Probabilistic knowledge transfer of melt pool properties between wire- and powder-based laser-directed energy deposition

Laser wire– and laser powder–directed energy deposition, i.e., LW-DED and LP-DED, share similar working principles but suit distinct application scenarios. However, their process parameter spaces and the associated physical interactions are not identical. Hence, data from one process cannot be directly reused to predict the deposit characteristics of the other process when new feedstocks are employed. Therefore, this research aims to propose data-driven models that transfer knowledge from LW-DED (source) to LP-DED (target), thereby facilitating process map reconstruction of new materials. Here, synthetic SS316L LW-DED data and experimental IN718 LP-DED data are employed.
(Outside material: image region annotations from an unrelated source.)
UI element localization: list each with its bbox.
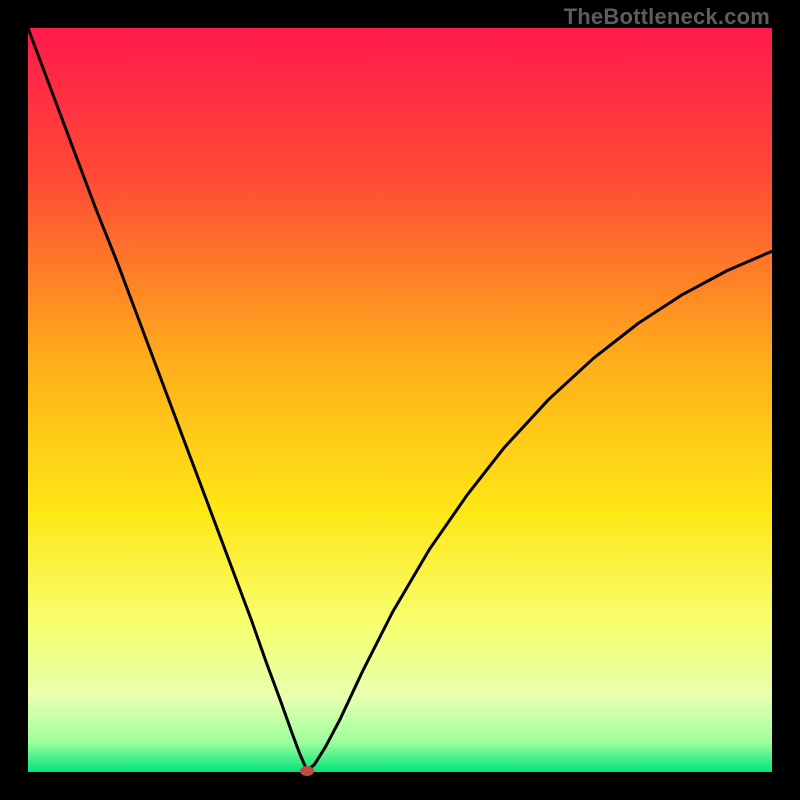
watermark-text: TheBottleneck.com [564,4,770,30]
optimal-marker [300,766,314,776]
chart-frame [28,28,772,772]
plot-svg [28,28,772,772]
gradient-background [28,28,772,772]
To tackle the difference in parameter spaces that reflect distinct flow-thermal interactions in the two processes, input mapping calibration (IMC) is applied on Gaussian process (GP) regressors trained with source (LW-DED) data, yielding the first knowledge transfer model (IMC + GP). Then, it is integrated with a multi-fidelity GP (MFGP) framework to construct the second model (IMC + MFGP). Results show that when the target training set is small, both IMC + GP and IMC + MFGP outperform the baseline GP model. They can also achieve positive knowledge transfer with a small experimental source dataset. Furthermore, as compared with IMC + GP, IMC + MFGP better suits the scenarios when conservative uncertainty estimates are vital. Finally, both models are found to be sensitive to the variation of the IMC-related parameters due to the nominal relations between the input parameters. In conclusion, this research confirms the capability of transferring melt pool knowledge between LW-DED and LP-DED, and can potentially facilitate process map reconstruction of additively manufactured materials.